AT&T is adding 9.6 megawatts of fuel cell power from Bloom Energy, more than doubling its existing contract with the Silicon Valley startup.
AT&T signed an initial contract with Bloom Energy in July 2011 to deploy 7.5 MW of Bloom Boxes at 11 sites in California, including data centers. AT&T will now have 17.1 MW of Bloom Energy servers helping to power 28 sites in California and Connecticut, the companies said in a statement. In total, the installations are expected to produce more than 149 million kilowatt hours of electricity annually, enough to power more than 13,680 homes per year.
The decision, which was announced this week, makes the communications giant Bloom Energy’s largest corporate customer.
Bloom Energy makes solid oxide fuel cells, which are assembled by the thousands into an energy server or Bloom box. The parking space-size Bloom box converts fuel like natural gas or biogas into electricity.

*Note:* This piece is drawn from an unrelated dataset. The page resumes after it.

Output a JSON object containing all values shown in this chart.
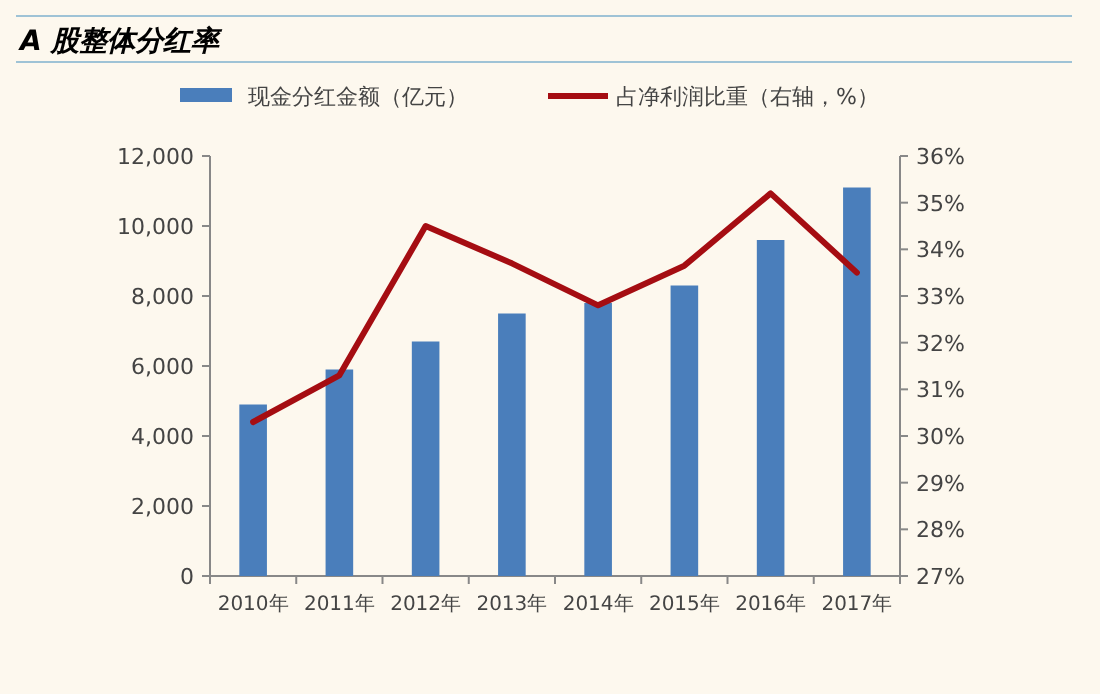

Using fuel cell power reduces carbon emissions by about 50 percent compared to the grid and virtually eliminates sulfur oxide, nitrogen oxide and other smog forming particulate emissions, Bloom said.
AT&T isn’t purchasing the Bloom Boxes. Instead, the company will buy the electricity generated from the Bloom boxes through a long-term power purchase agreement.
Earlier this year, Bloom Energy launched a new business division to take advantage of the skyrocketing demand for energy-intensive data centers. Bloom Energy is the fuel cell provider for a nearly 5-MW installation at Apple’s $1 billion data center in Maiden, North Carolina. The next phase of eBay’s flagship data center in Utah also will be powered by a 6-MW installation consisting of 30 Bloom Energy servers.